Yesterday was kind of when I faced the music and recognized how controlled I am.
Supposedly, OCD is legitimate if you practice OCD habits for at least an hour every day. Hearing that, I'm like, you're joking! I practice OCD habits ridiculously often!
It's like everything I do is governed by numbers. From the way I walk, to the way I eat, to the way I drink, to the way I look at scenery, to the way I look people in the eyes, to the way I brush my teeth, to the way I trim my fingernails, to the way I listen to music, to the way I pop my knuckles, to the way I do practically everything, I am controlled by numbers! I can't exactly explain how - it'd take up pages and pages, probably.

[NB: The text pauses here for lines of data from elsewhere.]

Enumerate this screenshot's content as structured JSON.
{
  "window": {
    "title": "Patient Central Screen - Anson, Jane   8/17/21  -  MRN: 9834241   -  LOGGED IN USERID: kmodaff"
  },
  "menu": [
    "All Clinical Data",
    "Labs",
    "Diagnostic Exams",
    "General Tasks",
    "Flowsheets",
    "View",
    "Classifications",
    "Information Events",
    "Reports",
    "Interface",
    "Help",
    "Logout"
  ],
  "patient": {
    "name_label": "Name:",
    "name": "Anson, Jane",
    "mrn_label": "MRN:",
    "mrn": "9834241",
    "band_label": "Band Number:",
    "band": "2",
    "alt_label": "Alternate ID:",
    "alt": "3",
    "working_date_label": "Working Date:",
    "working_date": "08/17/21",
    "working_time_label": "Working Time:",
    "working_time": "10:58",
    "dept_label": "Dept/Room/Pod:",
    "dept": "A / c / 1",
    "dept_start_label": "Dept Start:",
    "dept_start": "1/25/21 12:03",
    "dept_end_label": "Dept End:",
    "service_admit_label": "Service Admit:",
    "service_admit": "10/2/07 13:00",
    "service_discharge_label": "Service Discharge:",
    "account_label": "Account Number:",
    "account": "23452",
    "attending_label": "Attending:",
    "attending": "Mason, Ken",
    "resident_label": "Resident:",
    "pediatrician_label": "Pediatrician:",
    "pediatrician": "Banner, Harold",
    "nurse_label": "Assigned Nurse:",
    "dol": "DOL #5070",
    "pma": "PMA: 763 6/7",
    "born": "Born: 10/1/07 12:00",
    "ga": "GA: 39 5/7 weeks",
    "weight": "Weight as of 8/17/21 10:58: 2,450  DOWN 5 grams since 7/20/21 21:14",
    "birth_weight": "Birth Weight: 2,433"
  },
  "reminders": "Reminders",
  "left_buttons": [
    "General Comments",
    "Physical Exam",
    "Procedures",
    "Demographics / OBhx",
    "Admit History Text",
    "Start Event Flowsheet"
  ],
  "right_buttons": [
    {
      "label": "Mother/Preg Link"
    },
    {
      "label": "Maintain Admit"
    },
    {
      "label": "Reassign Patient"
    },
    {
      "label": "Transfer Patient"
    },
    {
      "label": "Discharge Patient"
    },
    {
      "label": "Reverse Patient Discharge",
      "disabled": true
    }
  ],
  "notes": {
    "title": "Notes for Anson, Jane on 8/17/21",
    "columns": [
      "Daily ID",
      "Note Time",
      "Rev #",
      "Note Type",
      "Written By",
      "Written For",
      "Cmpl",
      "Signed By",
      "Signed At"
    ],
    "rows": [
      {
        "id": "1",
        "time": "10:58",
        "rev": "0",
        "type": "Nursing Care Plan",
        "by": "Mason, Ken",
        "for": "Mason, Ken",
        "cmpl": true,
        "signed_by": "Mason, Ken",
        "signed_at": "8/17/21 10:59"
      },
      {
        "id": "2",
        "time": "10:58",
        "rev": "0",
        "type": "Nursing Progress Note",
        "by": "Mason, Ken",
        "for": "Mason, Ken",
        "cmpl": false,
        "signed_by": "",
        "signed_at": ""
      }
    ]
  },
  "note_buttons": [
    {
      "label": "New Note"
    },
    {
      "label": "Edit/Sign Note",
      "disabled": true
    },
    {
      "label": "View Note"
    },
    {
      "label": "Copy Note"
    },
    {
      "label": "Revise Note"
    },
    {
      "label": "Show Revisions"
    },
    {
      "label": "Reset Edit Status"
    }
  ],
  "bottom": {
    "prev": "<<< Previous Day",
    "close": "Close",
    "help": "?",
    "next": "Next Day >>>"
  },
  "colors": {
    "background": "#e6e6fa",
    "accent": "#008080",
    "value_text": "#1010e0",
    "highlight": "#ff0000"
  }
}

And I'm not kidding when I say that OCD controls the way I read and write. Again, by numbers. It's impossible to explain - believe me, I've tried explaining it to myself - but I hardly exaggerate when I say that every single moment when I read and write is a constant practice of OCD habits.
I. Am. Controlled.
And I don't know why.
And I want answers.
Because I'm tired of living like this.
I have to go to bed. My head is throbbing because I got hardly any sleep last night. But warriors, I promise you, I'm going to find out why I do this. I'm going to figure out why nearly every portion of my life is controlled. I want answers. I want to fight this.